DESIRE: Dynamic Knowledge Consolidation for Rehearsal-Free Continual Learning
Haiyang Guo, Fei Zhu, Fanhu Zeng, Bing Liu, Xu-Yao Zhang
TL;DR
DESIRE tackles rehearsal-free class-incremental learning by decoupling per-task training and applying two efficient post-processing modules: dynamic representation consolidation via continual merging of two LoRA parameter sets using a feature-space attribution loss, and decision boundary refinement through pseudo-feature rebalancing. The approach leverages Gaussian-statistical class representations (means $\boldsymbol{\mu}_i$ and covariances $\boldsymbol{\Sigma}_i$) to guide merging and calibrate classifiers without storing all past task parameters. Empirically, DESIRE achieves state-of-the-art performance among rehearsal-free methods and competitive results with rehearsal-based methods on CIFAR100, TinyImageNet, and ImageNet380 across 5/10/20-task settings, while maintaining efficiency. The work contributes a scalable, plug-in merging paradigm and distribution-based classifier calibration that improve stability-plasticity balance under continual learning with minimal data leakage.
Abstract
Continual learning aims to equip models with the ability to retain previously learned knowledge like a human. Recent work incorporating Parameter-Efficient Fine-Tuning has revitalized the field by introducing lightweight extension modules. However, existing methods usually overlook the issue of information leakage caused by the fact that the experiment data have been used in pre-trained models.
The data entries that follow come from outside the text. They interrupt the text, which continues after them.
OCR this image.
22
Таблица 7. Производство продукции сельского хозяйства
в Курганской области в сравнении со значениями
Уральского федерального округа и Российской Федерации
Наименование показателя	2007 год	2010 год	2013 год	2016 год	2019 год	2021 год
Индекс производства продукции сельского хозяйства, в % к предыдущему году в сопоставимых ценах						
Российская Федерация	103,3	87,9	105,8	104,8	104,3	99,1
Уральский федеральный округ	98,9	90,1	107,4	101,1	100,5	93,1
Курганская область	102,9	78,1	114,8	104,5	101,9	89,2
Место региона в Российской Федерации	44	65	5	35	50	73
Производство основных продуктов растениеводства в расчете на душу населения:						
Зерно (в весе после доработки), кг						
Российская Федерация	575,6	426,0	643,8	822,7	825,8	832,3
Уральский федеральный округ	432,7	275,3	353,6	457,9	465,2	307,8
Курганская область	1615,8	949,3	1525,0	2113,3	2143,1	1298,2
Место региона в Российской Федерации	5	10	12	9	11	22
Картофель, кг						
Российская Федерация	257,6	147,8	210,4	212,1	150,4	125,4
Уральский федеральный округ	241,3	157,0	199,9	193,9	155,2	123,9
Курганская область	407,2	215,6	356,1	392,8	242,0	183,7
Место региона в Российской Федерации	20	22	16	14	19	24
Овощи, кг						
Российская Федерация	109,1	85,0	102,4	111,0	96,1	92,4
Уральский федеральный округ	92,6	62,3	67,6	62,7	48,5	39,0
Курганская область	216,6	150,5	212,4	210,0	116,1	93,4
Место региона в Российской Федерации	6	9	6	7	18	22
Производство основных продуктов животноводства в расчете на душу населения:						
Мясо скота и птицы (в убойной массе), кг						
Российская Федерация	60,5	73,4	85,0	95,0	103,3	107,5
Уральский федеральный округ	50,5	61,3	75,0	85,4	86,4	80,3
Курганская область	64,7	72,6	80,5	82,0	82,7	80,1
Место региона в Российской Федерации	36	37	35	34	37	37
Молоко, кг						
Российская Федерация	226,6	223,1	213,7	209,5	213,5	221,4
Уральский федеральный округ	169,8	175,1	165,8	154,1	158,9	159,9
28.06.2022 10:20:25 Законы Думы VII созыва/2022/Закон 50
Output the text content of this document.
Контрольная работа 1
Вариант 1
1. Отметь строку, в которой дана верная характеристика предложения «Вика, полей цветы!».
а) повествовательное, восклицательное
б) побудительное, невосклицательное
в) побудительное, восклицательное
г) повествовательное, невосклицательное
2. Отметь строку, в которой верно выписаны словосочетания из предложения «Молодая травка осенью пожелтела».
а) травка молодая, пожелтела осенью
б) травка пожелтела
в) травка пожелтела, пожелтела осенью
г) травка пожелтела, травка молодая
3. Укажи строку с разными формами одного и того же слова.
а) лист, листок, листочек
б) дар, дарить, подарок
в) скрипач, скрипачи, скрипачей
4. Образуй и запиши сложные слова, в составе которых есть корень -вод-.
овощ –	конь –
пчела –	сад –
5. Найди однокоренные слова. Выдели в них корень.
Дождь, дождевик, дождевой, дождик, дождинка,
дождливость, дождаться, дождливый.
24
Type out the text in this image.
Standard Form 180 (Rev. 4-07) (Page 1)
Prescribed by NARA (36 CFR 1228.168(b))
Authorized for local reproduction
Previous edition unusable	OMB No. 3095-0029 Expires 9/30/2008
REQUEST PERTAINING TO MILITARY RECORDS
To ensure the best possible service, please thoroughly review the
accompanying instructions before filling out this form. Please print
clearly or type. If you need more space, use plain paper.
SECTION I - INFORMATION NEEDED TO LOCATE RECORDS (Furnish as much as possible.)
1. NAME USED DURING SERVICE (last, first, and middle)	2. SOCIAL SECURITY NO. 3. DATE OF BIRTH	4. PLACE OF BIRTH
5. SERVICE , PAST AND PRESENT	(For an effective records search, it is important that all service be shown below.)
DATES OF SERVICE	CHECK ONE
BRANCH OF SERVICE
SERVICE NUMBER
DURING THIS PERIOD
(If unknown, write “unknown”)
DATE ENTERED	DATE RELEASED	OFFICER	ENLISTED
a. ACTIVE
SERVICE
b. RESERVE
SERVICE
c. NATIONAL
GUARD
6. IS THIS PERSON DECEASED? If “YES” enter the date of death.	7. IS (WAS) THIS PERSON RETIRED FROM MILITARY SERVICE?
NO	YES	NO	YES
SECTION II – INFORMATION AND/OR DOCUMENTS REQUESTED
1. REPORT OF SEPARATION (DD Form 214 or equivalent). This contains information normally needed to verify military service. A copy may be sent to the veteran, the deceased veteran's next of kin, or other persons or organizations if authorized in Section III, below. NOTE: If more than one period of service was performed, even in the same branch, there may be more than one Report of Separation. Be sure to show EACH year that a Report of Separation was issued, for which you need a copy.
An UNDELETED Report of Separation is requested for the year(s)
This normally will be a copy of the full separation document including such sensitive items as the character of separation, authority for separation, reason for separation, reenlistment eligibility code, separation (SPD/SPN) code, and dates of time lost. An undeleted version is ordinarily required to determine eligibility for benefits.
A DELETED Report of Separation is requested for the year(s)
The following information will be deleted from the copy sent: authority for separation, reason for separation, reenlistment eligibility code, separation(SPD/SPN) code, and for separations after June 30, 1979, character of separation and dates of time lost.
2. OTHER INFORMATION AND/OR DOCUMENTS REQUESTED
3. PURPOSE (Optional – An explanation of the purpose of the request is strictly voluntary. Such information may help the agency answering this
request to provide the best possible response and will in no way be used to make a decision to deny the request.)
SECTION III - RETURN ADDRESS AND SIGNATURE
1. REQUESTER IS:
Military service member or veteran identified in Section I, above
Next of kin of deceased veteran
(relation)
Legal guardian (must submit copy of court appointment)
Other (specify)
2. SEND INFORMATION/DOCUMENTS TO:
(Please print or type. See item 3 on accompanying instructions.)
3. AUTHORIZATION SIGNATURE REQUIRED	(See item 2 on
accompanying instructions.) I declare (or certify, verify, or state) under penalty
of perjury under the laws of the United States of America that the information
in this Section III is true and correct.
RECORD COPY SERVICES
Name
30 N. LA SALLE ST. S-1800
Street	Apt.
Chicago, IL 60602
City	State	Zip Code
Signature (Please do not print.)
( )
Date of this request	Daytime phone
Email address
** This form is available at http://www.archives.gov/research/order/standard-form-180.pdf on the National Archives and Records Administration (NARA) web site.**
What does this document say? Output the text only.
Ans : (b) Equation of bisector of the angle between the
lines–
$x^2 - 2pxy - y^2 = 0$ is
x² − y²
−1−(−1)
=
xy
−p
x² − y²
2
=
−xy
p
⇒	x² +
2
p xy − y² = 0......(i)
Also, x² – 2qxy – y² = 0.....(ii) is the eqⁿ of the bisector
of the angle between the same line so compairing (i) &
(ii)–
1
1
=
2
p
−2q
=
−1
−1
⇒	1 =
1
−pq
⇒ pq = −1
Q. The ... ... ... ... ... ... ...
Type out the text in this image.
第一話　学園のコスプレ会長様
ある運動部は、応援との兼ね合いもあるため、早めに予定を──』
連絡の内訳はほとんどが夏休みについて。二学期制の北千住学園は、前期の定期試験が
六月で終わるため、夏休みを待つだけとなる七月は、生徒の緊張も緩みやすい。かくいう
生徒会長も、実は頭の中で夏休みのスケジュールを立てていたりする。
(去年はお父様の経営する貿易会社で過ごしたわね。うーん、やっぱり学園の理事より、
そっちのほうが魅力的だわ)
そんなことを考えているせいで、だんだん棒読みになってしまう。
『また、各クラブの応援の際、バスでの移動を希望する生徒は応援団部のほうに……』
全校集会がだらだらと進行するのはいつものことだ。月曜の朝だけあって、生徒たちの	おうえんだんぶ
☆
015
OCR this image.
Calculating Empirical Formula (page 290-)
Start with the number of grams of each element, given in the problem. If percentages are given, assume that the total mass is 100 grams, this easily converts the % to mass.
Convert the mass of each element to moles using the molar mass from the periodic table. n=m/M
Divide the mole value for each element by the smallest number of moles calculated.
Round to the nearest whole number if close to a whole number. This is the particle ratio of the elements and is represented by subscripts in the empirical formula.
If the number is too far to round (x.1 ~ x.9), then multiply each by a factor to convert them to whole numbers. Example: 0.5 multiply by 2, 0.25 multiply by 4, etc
Once these duplicate data are removed in the pre-training phase, their performance can be severely affected. In this paper, we propose a new LoRA-based rehearsal-free method named DESIRE. Our method avoids imposing additional constraints during training to mitigate catastrophic forgetting, thereby maximizing the learning of new classes. To integrate knowledge from old and new tasks, we propose two efficient post-processing modules. On the one hand, we retain only two sets of LoRA parameters for merging and propose dynamic representation consolidation to calibrate the merged feature representation. On the other hand, we propose decision boundary refinement to address classifier bias when training solely on new class data. Extensive experiments demonstrate that our method achieves state-of-the-art performance on multiple datasets and strikes an effective balance between stability and plasticity. Our code will be publicly available.